For starters, what happens if you actually survive a brain aneurysm?
It is hard to know definitively how people will do after they survive a brain aneurysm rupture. I’ve seen patients do amazingly well and, eventually, are essentially back to normal. I’ve seen others who need to stay in nursing homes and cannot take care of their own daily bodily functions. There are several factors that determine the severity of brain injury after a ruptured brain aneurysm. Because so many of them are uncontrollable, prevention is extremely important.
What goes on in your head after a brain aneurysm?
Brain aneurysms are a problem with the arteries, which transmit blood under pressure, pumped by the heart. Veins, on the other hand, transmit blood under very low pressure after it passes through your tissues or organs. When an aneurysm ruptures, blood enters, under considerable pressure, into the spinal fluid space that normally surrounds your brain. Any increase in volume within the skull (blood, in this case), quickly increases the pressure within the skull.
This mechanical pressure can damage the brain by having a squeezing effect, otherwise referred to as mass effect. In more severe situations, part of the brain may herniate into a space where it shouldn’t be in.
How severe is the damage from this mass effect?
The initial severity of this mass effect is an important determinant of how much neurologic injury results. Blood enters, under pressure, into the spinal fluid space (subarachnoid space) that normally surrounds the brain.
This spinal fluid space space is enveloped by a tissue layer called the arachnoid membrane. About a soda can’s worth of spinal fluid is formed each day (a very slow rate) and gets reabsorbed into the veins at certain locations. Depending on how much blood enters this space from the ruptured aneurysm, spinal fluid may not be able to drain normally. As a result, spinal fluid builds up, further increasing the pressure within the skull.
This is called hydrocephalus, and may factor into why a drain or shunt is needed to provide an alternative drainage route for the spinal fluid that continues to be produced by your body. Hydrocephalus can contribute to disabilities experienced post.
How does an aneurysm compromise blood flow to the brain?
The major blood vessels at the base of the brain which are suspended within the spinal fluid space have little supporting tissue surrounding it. When an aneurysm ruptures, blood surrounds the surface of these blood vessels. This blood settles and coagulates, then the body tries to clear it. As the blood is “digested” by the white blood cells, some of the byproducts may irritate the normal surrounding tissues, including the arteries in the brain.

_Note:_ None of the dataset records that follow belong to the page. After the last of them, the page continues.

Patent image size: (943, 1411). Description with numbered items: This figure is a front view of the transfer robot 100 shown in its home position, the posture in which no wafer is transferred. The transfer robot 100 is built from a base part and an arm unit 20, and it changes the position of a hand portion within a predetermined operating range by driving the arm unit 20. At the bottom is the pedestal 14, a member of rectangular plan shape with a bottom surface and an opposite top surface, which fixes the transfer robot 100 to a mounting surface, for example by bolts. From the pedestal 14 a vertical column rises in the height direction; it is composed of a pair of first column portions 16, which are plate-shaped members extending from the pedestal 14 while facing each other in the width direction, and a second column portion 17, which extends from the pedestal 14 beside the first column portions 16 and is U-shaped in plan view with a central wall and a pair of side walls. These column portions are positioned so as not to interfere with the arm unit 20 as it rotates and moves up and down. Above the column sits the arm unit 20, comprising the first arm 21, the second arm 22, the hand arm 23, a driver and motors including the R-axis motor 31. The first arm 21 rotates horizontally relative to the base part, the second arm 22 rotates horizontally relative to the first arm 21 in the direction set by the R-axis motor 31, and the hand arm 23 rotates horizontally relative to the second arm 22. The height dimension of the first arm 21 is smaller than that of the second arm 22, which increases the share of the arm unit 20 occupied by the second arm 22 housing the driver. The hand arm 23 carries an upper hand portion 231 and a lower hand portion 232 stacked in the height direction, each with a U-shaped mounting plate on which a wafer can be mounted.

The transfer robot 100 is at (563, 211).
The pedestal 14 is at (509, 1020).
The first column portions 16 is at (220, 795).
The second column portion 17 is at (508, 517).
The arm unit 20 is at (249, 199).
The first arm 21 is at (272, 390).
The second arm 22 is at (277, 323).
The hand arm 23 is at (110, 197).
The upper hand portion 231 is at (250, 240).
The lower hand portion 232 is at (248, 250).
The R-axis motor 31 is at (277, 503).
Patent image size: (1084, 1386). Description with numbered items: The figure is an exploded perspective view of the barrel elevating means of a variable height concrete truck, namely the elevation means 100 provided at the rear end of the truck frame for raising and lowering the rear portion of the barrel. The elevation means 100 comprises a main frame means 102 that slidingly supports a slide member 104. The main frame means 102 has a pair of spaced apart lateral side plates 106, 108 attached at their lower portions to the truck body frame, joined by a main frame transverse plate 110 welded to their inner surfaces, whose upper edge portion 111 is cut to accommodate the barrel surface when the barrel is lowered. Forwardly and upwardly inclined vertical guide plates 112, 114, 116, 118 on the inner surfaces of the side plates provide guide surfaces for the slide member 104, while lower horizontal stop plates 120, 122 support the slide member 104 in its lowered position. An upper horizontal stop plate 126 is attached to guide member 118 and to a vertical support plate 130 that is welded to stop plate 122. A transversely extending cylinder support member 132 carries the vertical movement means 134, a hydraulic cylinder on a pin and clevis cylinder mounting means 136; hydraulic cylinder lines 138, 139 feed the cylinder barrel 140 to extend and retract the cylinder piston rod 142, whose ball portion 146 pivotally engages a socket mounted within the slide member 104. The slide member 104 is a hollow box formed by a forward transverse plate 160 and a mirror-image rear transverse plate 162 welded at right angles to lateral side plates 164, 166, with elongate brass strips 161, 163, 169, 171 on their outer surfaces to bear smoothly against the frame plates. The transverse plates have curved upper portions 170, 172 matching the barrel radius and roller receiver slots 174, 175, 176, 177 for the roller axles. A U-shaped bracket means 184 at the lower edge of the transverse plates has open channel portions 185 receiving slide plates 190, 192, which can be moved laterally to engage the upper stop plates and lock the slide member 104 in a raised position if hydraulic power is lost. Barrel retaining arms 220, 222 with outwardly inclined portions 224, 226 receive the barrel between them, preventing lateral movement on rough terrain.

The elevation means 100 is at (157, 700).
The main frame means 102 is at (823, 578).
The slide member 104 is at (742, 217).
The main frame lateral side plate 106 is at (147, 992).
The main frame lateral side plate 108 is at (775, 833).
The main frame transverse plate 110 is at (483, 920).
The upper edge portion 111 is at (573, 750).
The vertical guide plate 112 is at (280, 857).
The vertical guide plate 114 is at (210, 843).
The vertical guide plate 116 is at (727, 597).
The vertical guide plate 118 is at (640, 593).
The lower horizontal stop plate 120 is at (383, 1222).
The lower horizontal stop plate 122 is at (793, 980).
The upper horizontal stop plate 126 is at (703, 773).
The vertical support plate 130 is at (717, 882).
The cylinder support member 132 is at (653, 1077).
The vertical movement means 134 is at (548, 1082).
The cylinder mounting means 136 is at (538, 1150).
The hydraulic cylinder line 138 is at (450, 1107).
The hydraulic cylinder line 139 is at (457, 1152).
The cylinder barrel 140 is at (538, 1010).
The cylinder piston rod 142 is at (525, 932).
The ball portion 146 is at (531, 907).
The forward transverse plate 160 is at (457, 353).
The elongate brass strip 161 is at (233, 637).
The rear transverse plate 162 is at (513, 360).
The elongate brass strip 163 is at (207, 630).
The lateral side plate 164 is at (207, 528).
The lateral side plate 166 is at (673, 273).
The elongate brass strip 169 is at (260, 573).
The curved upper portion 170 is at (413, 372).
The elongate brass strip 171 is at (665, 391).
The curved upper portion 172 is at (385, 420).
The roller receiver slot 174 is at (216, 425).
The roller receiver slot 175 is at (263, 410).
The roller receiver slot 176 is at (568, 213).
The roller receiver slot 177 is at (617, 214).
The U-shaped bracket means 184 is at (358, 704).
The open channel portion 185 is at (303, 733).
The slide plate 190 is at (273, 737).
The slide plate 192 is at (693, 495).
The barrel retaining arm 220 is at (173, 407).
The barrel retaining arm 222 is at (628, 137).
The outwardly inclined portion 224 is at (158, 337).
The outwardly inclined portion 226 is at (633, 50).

The normal muscle layer that makes up the wall of the artery may become irritated by this blood and contract, narrowing the vessel and compromising blood flow to the brain. This process is called cerebral vasospasm. This may lead to ischemic strokes or brain injury. There are several other processes that can occur, including seizures, infections, blood clots in the legs and heart problems.
Based on all of this, what is one of the most important questions to ask your doctor after surviving a ruptured brain aneurysm?
Be sure to ask your physician to explain what went on during your aneurysm rupture. Your physician should take the time to explain what aneurysms are, what normal anatomy should be like, why one should be concerned about brain aneurysms and what the expectations going forward might be.